Stottlemeyer : Je suis le Capitaine Stottlemeyer, de la Police de San Francisco. Voici le Lieutenant Disher et Sharona Fleming. Et …
Monk : Je suis Adrien Monk. LE Adrien Monk.
Cowley : Il y a un problème ?
Stottlemeyer : J’ai lu quelque chose sur vous dans le journal.
Monk : Sharona, une lingette. S’il te plait, une lingette.
Stottlemeyer : C’est vous n’est-ce pas ? « Ce n’était pas son jour. » Il est écrit que vous avez eu deux accidents en l’espade de dix minutes. Vous êtes d’abord entré dans un arbre, puis huit cents mètres plus loin, dans un réverbère.
Cowley : Oui, c’est exact. C’est un crime ?
Stottlemeyer : Oui, c’en est un si vous avez volontairement endommagé votre voiture pour expliquer la destruction de votre calandre. Voyez vous, Monsieur Monk a trouvé un autre article : « Délit de fuite après avoir tué une grand-mère ». Dans le même quartier. Et à peu près à la même heure. Et nous pensons qu’il y a un rapport.
Disher : Capitaine ! Du sang.
Stottlemeyer : Tournez vous, les mains sur la voiture. Vous êtes en état d’arrestation pour homicide par imprudence au volant, aggravé d’un délit de fuite et pour le meurtre de Nestor Alvarez. Suivez moi.
Monk : Il n’a pas tué Nestor.
Stottlemeyer : Quoi ? Monk, vous étiez pourtant sur de vous.
Monk : C’est vrai, il est coupable du délit de fuite mais il n’a rien à voir dans le meurtre de Nestor. Il ne savait pas qui j’étais. Il y a surement autre chose dans ce journal que je n’ai pas remarqué. Un petit détail que j’ai manqué.
Sharona n’a pas donné de lingette à Monk, il a pris par inadvertance le chiffon sale du mécanicien et s’est soigneusement frotté les mains avec.
Monk : Oh ! Oh mon Dieu !
Sharona : Je vais m’en occuper
Monk : Oh que ce monde est sale !
Sharona : D’accord, tu as plus de force que moi.
Au commissariat.
Disher : Capitaine, j’ai une théorie.

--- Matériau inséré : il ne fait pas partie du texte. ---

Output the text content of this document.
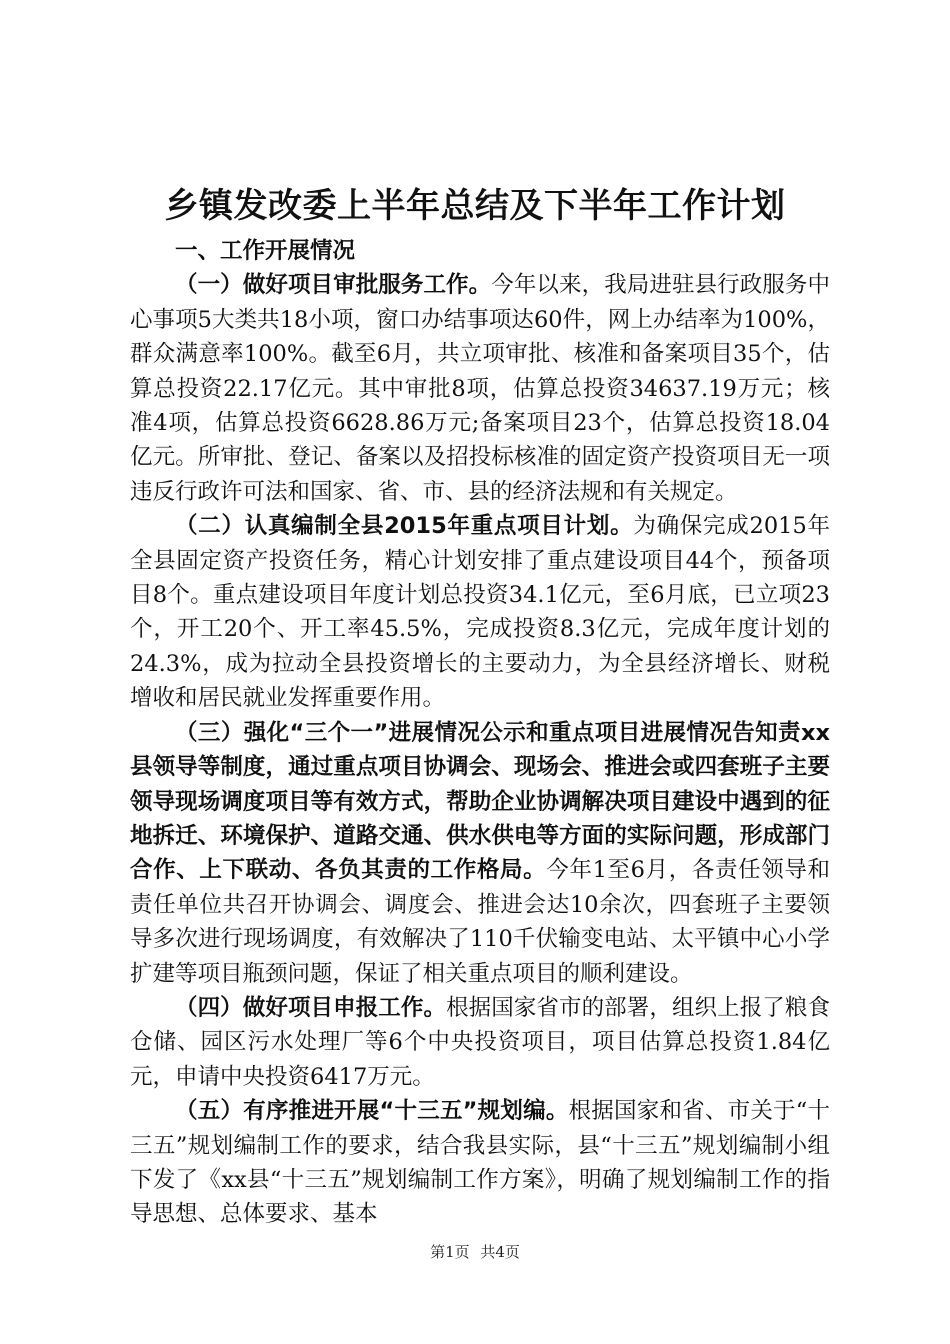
乡镇发改委上半年总结及下半年工作计划

一、工作开展情况

（一）做好项目审批服务工作。今年以来，我局进驻县行政服务中心事项5大类共18小项，窗口办结事项达60件，网上办结率为100%，群众满意率100%。截至6月，共立项审批、核准和备案项目35个，估算总投资22.17亿元。其中审批8项，估算总投资34637.19万元；核准4项，估算总投资6628.86万元;备案项目23个，估算总投资18.04亿元。所审批、登记、备案以及招投标核准的固定资产投资项目无一项违反行政许可法和国家、省、市、县的经济法规和有关规定。

（二）认真编制全县2015年重点项目计划。为确保完成2015年全县固定资产投资任务，精心计划安排了重点建设项目44个，预备项目8个。重点建设项目年度计划总投资34.1亿元，至6月底，已立项23个，开工20个、开工率45.5%，完成投资8.3亿元，完成年度计划的24.3%，成为拉动全县投资增长的主要动力，为全县经济增长、财税增收和居民就业发挥重要作用。

（三）强化“三个一”进展情况公示和重点项目进展情况告知责xx县领导等制度，通过重点项目协调会、现场会、推进会或四套班子主要领导现场调度项目等有效方式，帮助企业协调解决项目建设中遇到的征地拆迁、环境保护、道路交通、供水供电等方面的实际问题，形成部门合作、上下联动、各负其责的工作格局。今年1至6月，各责任领导和责任单位共召开协调会、调度会、推进会达10余次，四套班子主要领导多次进行现场调度，有效解决了110千伏输变电站、太平镇中心小学扩建等项目瓶颈问题，保证了相关重点项目的顺利建设。

（四）做好项目申报工作。根据国家省市的部署，组织上报了粮食仓储、园区污水处理厂等6个中央投资项目，项目估算总投资1.84亿元，申请中央投资6417万元。

（五）有序推进开展“十三五”规划编。根据国家和省、市关于“十三五”规划编制工作的要求，结合我县实际，县“十三五”规划编制小组下发了《xx县“十三五”规划编制工作方案》，明确了规划编制工作的指导思想、总体要求、基本

第1页 共4页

Sur le meurtre du livreur.
Stottlemeyer : Ça veut dire dépéchez vous.
Disher : C’est un cambriolage. Il a du surprendre les cambrioleurs en pleine effraction. Ça colle. Il y a eu cinq cambriolages dans le quartier l’an dernier.
Stottlemeyer : Non. J’ai déjà vérifié cette théorie, c’étaient des cambriolages organisés et les cambrioleurs sont entrés en utilisant des pieds de biche.
Disher : Exact.
Stottlemeyer : Le livreur a été tué à mains nues.
Disher : Et un vol de voiture ?
Stottlemeyer : Oui, mais ça n’explique pas le vol de journaux.
Disher : Exact. On doit admettre que Monk a raison.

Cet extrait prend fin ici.